By Haji Msangi and Betty Waized (Sokoine University of Agriculture), Jonas Cromwell, Susannah Sallu, Ruth Smith and Stephen Whitfield (University of Leeds)

August 1, 2023

The agricultural sector in Tanzania is vital to the country's economy, providing employment, income generation, and food security. However, it faces challenges such as climate change, population pressures, and soil degradation, necessitating innovative approaches for sustainable agricultural development. In the Tanga region of Tanzania, there has been a noticeable shift from traditionally important crops to horticultural value chains, offering opportunities for improving nutrition security, income streams, and high-value market access. The FoSTA-Health project will  examine the transformation of agricultural value chains in the Tanga region, focusing on the dynamics and implications of the shift towards export-oriented horticulture. The goal is to understand the governance structures, market engagement, agricultural practices, social relationships, and livelihood dynamics within these value chains.

The project will employ a mixed research approach, including grounded empirical analysis, local expert reviews, surveys, key informant interviews and focus group discussions. Initial findings from scoping visits, evidence synthesis, and stakeholder consultations highlight the emerging and declining value chains in Tanga, with a specific emphasis on the transition from traditionally important crops like maize and coffee to high-value horticultural crops. Emerging value chains include fresh fruits (avocados), vegetables (snow peas), and spices (cloves, cardamom, cinnamon and black peppers) with an export focus. This shift is driven by factors such as climate change, low maize productivity, diminishing land frontiers, and increased global demand for horticultural products. The transition to horticulture has contributed to the agriculture sector's growth in Tanga and has the potential to transform food systems while enhancing climate resilience. The governance of horticultural production, processing, sale, and trade in Tanga involves a combination of legal rules, public and private market standards, and informal rules and norms.

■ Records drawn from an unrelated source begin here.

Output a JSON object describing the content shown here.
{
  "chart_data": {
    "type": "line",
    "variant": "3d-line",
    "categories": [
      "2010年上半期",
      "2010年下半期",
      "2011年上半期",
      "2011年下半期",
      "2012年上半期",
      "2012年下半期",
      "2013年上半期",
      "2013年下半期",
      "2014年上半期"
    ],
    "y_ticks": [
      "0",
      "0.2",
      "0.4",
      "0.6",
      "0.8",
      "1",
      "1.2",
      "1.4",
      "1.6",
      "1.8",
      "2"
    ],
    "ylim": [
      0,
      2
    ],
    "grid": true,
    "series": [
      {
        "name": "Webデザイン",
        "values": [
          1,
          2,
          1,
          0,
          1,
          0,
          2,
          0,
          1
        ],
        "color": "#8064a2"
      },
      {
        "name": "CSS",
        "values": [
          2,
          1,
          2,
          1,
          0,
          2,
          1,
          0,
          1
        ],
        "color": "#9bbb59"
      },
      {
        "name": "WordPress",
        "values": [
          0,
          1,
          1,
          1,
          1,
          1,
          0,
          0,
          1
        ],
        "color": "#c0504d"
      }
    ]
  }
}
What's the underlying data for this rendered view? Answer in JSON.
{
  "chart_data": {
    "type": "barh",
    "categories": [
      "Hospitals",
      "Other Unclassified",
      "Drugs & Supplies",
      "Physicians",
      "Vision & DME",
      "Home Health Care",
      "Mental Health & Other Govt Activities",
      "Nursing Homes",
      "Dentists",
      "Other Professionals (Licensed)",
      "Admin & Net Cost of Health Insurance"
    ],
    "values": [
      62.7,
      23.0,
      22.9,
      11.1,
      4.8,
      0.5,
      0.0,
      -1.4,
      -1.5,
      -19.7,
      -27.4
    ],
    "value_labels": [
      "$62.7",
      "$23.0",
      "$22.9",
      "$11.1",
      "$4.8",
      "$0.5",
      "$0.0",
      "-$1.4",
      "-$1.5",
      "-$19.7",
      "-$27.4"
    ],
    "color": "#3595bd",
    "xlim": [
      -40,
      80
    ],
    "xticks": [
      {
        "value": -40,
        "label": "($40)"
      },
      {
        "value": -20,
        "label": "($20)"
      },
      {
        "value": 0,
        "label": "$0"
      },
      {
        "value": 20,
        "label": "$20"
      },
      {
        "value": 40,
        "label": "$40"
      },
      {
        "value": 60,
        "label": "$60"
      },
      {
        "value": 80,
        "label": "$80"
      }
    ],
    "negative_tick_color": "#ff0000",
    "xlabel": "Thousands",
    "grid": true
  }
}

Public standards set by institutions like the Tanzania Bureau of Standards (TBS) and the Tropical Pesticides and Research Institute (TPRI) aim to ensure safety and quality of produce. Private standards, established by individual companies or groups, tend to be more stringent in ensuring compliance to certain quality standards. Informal rules and norms also play a significant role, shaping relationships and conduct within the supply chains. While policies and regulations have been set in place and implemented by the responsible government authorities, effective enforcement remains a challenge. Compliance with food safety and quality standards is essential for market access, particularly for emerging export-oriented value chains like avocados and spices. Informal relationships based on trust and long-term trading are common but can also be exploitative. Engaging in export-oriented horticultural value chains presents opportunities and challenges for farmers in Tanga. Access to higher-value markets, increased demand, and potential premium prices contribute to improved livelihoods. Nonetheless, export-oriented production requires adherence to stringent food safety and quality standards, leading to the adoption of Good Agricultural Practices (GAP). Challenges include unhygienic handling (in the form of contaminated production and processing environment) increasing the food safety concerns, inadequate enforcement of rules and regulations, unsafe food (export market rejects) entering domestic markets, and low awareness among local consumers on the potential dangers posed by such foods.

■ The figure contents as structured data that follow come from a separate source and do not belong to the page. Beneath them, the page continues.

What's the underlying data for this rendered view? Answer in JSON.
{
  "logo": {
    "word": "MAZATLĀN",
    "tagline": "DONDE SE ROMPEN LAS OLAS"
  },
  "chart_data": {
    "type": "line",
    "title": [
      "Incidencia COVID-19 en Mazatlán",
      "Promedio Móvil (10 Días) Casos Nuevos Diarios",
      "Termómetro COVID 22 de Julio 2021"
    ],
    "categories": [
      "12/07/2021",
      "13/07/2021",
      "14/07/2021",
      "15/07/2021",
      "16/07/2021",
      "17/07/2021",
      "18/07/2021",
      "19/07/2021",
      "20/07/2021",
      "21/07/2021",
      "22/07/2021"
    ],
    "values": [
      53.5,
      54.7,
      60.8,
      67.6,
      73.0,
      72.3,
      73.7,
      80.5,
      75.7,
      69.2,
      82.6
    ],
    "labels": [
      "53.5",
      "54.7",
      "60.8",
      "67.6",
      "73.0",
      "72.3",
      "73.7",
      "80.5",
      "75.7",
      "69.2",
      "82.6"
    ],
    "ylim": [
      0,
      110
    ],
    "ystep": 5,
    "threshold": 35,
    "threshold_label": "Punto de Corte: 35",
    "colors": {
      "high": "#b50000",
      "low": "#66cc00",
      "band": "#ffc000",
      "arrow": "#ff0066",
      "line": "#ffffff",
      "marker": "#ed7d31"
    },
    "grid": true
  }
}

 FoSTA-Health's preliminary findings have identified evidence gaps, including an understanding of the role of informal rules and norms in governing export-oriented commercial production, assessing the effectiveness of governance mechanisms in ensuring compliance with Sanitary and Phytosanitary (SPS) measures, and evaluating the transformative impact of engagement in export markets on domestic food systems. Strategies to improve enforcement, hygiene practices, and quality control measures are crucial for resilient and sustainable food systems in Tanga. (For more information, please see this citrus and avocado supply chains map [May, 2023])

The transition from traditional value chains to export-oriented horticultural value chains in the region, thus, holds great potential for sustainable agricultural development, improved livelihoods, and enhanced food security. Sustainable and resilient food systems require working solutions to challenges related to governance structures, market engagement, and agricultural practices within these value chains. 

By bridging these gaps and implementing effective strategies, Tanga can pave the way for resilient and sustainable food systems that benefit both farmers and consumers.

Next Steps for FoSTA-Health: Empirical Analysis of System Dynamics

In the coming months, FoSTA-Health will investigate further and develop an assessment of the opportunities, risks, and challenges associated with the various policy options to do so. This will include stakeholder consultations, which are already underway but will be scaled up through a two-day event in November 2023. Following the consultations, the methodology and research questions will be finalised, and desk and field research will commence. Empirical research  will involve primary data collection from various value chain actors and use the data for grounded empirical analysis. Interviews and focus group discussions with relevant actors and stakeholders at all nodes of the value chains will be conducted to understand the governance structures within the selected value chains, and rewards and risks associated with them. The project will unveil how participation in export-oriented value chains under the prevailing governance structures (formal and informal rules and norms, public and private standards) shape the food safety and quality standards, agricultural practices, price dynamics, and food and nutrition outcomes for different stakeholders.